Так, отказывая Брюсову во всех человечески чувствах, кроме страсти к славе и власти, Гиппиус писала:

"Любил ли он искусство? Любил ли он женщин, вот этих своих "mille e tre"? Нет, конечно. Чем он мог любить? Всесъедающая страсть, единственная, делала из женщин, из вина, из карт, из работы, из стихов, даже собственных, - только ряд средств, средств, средств... В конце концов и сам Брюсов (как это ни парадоксально) должен был стать для нее средством. Цель лишь она [страсть; "честолюбие" - прим. мое - К. У.]".

Следует отметить, что, говоря о "средствах", Гиппиус ссылается на программное стихотворение Брюсова "Поэту":

Быть может, все в жизни лишь средство

Для ярко-певучих стихов...

И однако в интерпретации Гиппиус оказывается, что и стихи - лишь средство для достижения славы и власти.

Таким образом, в 1920-е Брюсова вспоминают как человека, который страстно желал стать поэтом, причем - известным поэтов, верховодящим, и как человека, которому дано было упорство, чтобы достичь этого не взирая ни на что. Оценка эта вполне неприязненная.

В своих воспоминаниях о Брюсове Ходасевич как будто следует общей тенденции, однако и здесь он находит свои собственные пути.

Так, об общепризнанном главном качестве Брюсова Ходасевич говорит лишь мельком, например: "Он служил с волевой исправностью, которая всегда была свойственна его работе, за что бы он ни брался".

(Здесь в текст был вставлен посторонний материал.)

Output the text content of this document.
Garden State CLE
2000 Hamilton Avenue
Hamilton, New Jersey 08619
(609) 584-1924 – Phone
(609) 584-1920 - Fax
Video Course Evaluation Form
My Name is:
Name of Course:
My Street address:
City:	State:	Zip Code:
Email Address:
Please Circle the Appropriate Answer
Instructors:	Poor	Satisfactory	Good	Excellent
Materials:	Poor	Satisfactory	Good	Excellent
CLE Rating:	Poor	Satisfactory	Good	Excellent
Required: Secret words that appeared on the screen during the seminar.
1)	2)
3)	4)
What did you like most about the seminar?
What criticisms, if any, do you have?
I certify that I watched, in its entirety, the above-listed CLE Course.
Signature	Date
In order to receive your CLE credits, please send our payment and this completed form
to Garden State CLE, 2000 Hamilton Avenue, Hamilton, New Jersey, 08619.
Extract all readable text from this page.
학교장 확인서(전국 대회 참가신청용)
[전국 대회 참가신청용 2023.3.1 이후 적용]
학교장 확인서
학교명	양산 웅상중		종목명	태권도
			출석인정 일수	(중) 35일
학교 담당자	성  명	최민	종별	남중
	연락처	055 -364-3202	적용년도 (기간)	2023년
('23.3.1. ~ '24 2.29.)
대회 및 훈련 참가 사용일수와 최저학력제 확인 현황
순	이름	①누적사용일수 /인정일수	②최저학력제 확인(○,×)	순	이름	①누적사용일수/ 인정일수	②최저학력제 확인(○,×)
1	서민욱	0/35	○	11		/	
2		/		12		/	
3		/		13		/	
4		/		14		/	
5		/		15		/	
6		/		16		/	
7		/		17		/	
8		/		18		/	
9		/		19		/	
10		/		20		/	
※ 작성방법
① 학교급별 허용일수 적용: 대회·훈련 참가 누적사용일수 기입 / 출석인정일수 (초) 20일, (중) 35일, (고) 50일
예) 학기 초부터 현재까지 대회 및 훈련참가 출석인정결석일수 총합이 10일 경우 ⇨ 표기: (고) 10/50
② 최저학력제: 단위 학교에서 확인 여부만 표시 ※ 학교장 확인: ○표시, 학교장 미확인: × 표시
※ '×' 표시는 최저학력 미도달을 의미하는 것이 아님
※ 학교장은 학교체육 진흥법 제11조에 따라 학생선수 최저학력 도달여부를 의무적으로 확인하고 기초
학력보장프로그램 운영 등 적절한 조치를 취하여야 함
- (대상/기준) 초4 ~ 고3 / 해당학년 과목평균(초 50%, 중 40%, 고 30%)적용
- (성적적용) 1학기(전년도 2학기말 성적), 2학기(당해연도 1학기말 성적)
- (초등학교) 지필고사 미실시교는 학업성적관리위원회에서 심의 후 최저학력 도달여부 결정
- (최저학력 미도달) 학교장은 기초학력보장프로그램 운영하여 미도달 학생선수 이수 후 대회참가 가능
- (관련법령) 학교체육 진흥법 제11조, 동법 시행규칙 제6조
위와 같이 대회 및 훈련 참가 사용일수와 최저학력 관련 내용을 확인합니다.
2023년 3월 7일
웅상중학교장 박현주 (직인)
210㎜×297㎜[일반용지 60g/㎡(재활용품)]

Однако в мемуарах Ходасевича так же явно проявляется неприязнь и даже презрение к Брюсову. Ходасевич, как и другие, пишет о тщеславии Брюсова, но и тщеславие это отчетливо не поэтическое, а "мещанское":

"В девятисотых годах Брюсов был лидером модернистов. Как поэта, многие ставили его ниже Бальмонта, Сологуба, Блока. Но Бальмонт, Сологуб, Блок были гораздо менее литераторами, чем Брюсов. К тому же, никого из них не заботил так остро вопрос о занимаемом месте в литературе. Брюсову же хотелось создать "движение" и стать во главе его. Поэтому создание "фаланги" и предводительство ею, тяжесть борьбы с противниками, организационная и тактическая работа - все это ложилось преимущественно на Брюсова. Он основал "Скорпион" и "Весы" и самодержавно в них правил; он вел полемику, заключал союзы, объявлял войны, соединял и разъединял, мирил и ссорил. Управляя многими явными и тайными нитями, чувствовал он себя капитаном некоего литературного корабля и дело свое делал с великой бдительностью. К властвованию, кроме природной склонности, толкало его и сознание ответственности за судьбу судна".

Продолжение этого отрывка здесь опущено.